More than 7 million migrants have left Venezuela since 2015 as political repression escalated and the country collapsed under calamitous economic policies.

The U.S. government Oct. 5 announced the resumption of deportation flights for Venezuelans — after extending Temporary Protected Status for an estimated 472,000 Venezuelans who were in the country prior to July 31. But Venezuelans are still heading northward.

“There’s a second migration” of Venezuelan migrants, said Roy Arías Cruz, border coordinator for Jesuit Migration Service in Costa Rica.

The first generation, he explains, moved to other South American countries. But those migrants “are looking toward the United States. And now there’s a flow of Venezuelans which is full of extended families,” Arías said.

The mayor’s admonishment to avoid misinformation is also impossible, according to analysts, as migrants often seek any signs of hope. Jesuit Father José Luis González pointed to the Temporary Protected Status ruling, which doesn’t apply to Venezuelans enroute. But it has raised hopes of admittance to the United States.

“This news will provoke an exodus of Venezuelans or provoke the Venezuelans who have spent months in Colombia or Panama to decide to continue moving onward,” said Father González,  coordinator of the Jesuit Migrant Network in Guatemala. “All migratory movements are like this: they depend on information, which is sometimes true, sometimes false and sometimes lacking nuance.”

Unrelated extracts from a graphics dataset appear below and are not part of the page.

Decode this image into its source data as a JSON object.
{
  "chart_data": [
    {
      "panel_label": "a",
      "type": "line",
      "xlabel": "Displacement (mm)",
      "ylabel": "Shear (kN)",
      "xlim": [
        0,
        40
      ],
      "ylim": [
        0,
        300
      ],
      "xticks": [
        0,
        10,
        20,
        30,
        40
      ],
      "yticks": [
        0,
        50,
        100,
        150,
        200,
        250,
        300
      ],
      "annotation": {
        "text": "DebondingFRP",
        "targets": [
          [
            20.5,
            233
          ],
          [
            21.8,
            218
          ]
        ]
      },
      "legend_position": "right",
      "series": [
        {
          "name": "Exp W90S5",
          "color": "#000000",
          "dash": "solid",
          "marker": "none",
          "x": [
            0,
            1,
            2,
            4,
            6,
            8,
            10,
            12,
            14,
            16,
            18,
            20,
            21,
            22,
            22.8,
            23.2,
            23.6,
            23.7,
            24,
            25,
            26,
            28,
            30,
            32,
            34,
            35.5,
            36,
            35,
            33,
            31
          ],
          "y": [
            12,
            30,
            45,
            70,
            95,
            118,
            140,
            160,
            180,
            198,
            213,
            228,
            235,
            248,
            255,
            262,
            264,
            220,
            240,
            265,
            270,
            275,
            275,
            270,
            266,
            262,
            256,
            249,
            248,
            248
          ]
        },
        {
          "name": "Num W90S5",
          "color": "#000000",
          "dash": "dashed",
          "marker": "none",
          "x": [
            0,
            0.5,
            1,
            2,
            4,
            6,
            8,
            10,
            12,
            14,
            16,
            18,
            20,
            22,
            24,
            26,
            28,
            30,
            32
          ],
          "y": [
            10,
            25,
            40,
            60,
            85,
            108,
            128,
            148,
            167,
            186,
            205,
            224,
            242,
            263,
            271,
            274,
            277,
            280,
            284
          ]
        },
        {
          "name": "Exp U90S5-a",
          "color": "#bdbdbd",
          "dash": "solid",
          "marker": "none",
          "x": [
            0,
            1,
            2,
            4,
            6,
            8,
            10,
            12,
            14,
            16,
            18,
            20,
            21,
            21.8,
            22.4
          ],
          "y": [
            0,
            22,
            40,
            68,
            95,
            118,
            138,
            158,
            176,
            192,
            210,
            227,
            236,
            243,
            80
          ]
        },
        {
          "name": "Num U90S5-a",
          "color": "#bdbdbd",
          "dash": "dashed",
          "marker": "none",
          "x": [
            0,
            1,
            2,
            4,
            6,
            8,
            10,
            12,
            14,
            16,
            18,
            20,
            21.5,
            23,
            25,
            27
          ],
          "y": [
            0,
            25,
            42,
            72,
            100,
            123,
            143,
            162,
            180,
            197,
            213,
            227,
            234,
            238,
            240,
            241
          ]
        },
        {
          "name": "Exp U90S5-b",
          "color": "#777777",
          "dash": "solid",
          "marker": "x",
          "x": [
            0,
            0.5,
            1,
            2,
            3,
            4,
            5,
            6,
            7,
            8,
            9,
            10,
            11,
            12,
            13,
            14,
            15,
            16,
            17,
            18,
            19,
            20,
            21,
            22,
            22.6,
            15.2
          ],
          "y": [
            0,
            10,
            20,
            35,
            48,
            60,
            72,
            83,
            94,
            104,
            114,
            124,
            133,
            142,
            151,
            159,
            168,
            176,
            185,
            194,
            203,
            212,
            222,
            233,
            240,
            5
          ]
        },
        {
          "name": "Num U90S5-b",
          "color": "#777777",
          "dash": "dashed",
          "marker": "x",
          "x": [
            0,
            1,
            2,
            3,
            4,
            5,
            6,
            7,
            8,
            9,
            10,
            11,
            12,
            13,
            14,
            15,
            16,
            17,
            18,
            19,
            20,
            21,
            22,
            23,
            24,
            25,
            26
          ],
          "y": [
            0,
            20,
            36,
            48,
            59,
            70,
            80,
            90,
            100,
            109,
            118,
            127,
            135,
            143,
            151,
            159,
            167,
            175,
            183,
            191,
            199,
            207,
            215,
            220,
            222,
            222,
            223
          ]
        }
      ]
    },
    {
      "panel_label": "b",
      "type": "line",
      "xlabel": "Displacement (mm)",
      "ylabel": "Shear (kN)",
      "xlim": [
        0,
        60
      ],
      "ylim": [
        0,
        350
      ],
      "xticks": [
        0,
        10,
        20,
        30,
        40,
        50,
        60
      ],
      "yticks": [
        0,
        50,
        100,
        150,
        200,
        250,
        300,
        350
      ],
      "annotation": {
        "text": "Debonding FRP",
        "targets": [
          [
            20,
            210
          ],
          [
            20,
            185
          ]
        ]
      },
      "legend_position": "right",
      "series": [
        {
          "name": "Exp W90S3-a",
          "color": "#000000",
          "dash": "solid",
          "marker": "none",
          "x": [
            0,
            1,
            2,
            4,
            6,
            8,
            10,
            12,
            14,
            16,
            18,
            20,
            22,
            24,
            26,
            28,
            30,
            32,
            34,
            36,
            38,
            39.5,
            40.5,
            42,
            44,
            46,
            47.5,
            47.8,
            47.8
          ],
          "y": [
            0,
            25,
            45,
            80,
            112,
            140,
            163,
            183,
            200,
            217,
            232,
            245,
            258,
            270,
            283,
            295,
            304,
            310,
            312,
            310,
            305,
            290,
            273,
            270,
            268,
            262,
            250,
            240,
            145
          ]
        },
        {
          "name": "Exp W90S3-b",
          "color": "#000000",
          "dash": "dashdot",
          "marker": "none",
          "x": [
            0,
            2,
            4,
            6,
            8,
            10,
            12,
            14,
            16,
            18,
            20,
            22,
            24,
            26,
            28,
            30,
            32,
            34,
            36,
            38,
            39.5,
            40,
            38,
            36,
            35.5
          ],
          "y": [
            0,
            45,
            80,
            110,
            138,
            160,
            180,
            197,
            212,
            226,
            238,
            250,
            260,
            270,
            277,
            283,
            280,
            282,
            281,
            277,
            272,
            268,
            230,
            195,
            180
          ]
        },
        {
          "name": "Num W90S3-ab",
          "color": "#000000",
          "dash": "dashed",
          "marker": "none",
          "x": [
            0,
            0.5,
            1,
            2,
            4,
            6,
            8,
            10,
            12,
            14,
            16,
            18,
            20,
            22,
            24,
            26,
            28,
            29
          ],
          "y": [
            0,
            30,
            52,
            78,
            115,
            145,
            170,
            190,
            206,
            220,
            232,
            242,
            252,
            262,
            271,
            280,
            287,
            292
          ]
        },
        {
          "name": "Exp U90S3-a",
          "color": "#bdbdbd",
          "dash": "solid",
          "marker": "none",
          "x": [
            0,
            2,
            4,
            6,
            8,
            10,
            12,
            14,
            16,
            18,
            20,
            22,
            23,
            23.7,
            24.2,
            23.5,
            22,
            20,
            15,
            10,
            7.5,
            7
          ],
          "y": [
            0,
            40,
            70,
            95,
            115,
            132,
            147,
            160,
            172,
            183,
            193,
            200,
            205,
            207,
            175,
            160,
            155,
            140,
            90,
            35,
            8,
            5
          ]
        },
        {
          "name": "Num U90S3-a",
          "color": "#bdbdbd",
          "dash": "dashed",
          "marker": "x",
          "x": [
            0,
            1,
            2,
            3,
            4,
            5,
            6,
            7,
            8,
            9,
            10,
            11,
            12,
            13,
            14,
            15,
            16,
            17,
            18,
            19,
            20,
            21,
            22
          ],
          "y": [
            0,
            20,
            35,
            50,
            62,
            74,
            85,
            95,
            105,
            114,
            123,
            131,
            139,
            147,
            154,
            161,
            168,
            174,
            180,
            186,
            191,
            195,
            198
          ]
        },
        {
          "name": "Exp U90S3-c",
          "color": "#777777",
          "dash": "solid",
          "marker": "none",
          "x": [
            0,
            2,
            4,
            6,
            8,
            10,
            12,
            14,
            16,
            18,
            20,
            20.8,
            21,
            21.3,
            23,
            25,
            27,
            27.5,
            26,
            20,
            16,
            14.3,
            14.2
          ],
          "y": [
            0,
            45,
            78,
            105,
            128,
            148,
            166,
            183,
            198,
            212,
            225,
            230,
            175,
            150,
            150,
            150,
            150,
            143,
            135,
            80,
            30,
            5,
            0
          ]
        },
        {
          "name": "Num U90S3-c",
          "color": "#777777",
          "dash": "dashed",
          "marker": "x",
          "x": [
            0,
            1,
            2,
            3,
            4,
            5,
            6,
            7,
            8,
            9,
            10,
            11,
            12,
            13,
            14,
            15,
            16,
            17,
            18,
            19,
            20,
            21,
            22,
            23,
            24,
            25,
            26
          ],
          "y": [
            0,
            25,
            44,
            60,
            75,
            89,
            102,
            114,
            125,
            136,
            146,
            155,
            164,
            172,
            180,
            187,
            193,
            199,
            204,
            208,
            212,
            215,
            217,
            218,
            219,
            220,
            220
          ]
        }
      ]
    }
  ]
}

Complicating matters further are the poor relations the United States has with nondemocratic countries such as Cuba, Nicaragua and Venezuela, which have expelled large numbers of their citizens.

“The three dictatorships … promote this migration, not only because they cannot supply or respond to the economic needs of their citizens, but because there is a deliberate and premeditated interest in also weakening the United States through a mass migration,” former Nicaraguan diplomat Arturo McFields Yescas told OSV News.

McFields, who resigned as Nicaragua’s ambassador to the Organization of American States, pointed to policies such as Nicaragua removing visa restrictions for citizens of “failing countries.” In one case, the lenient visa policy prompted a surge in people from the West African country of Mauritania arriving in Nicaragua, then heading north toward the United States.

Migrants during the 2010s mostly hailed from Mexico and the northern triangle of Central America: El Salvador, Guatemala and Honduras.

Those numbers were surpassed at times in recent years by Venezuelans, Cubans, Nicaraguans and others. But the greatest growth in migrants arriving at the U.S. border over the summer has been Guatemalans and Hondurans rising by 266 percent and 133 percent respectively, according to an analysis by the Washington Office on Latin America, a think tank.

“People lost hope in the country,” Father Germán Calix, a parish priest in Comayagua, Honduras, and the former national director of Caritas, told OSV News.

Father Calix said 10 families have left his parish already this year for the United States.

“What the government is doing is not improving living conditions here (but) rather increasing its consulates” in the United States, he said. “People see bleak prospects here.”

David Agren, who writes for OSV News from Mexico City, is currently in Buenos Aires.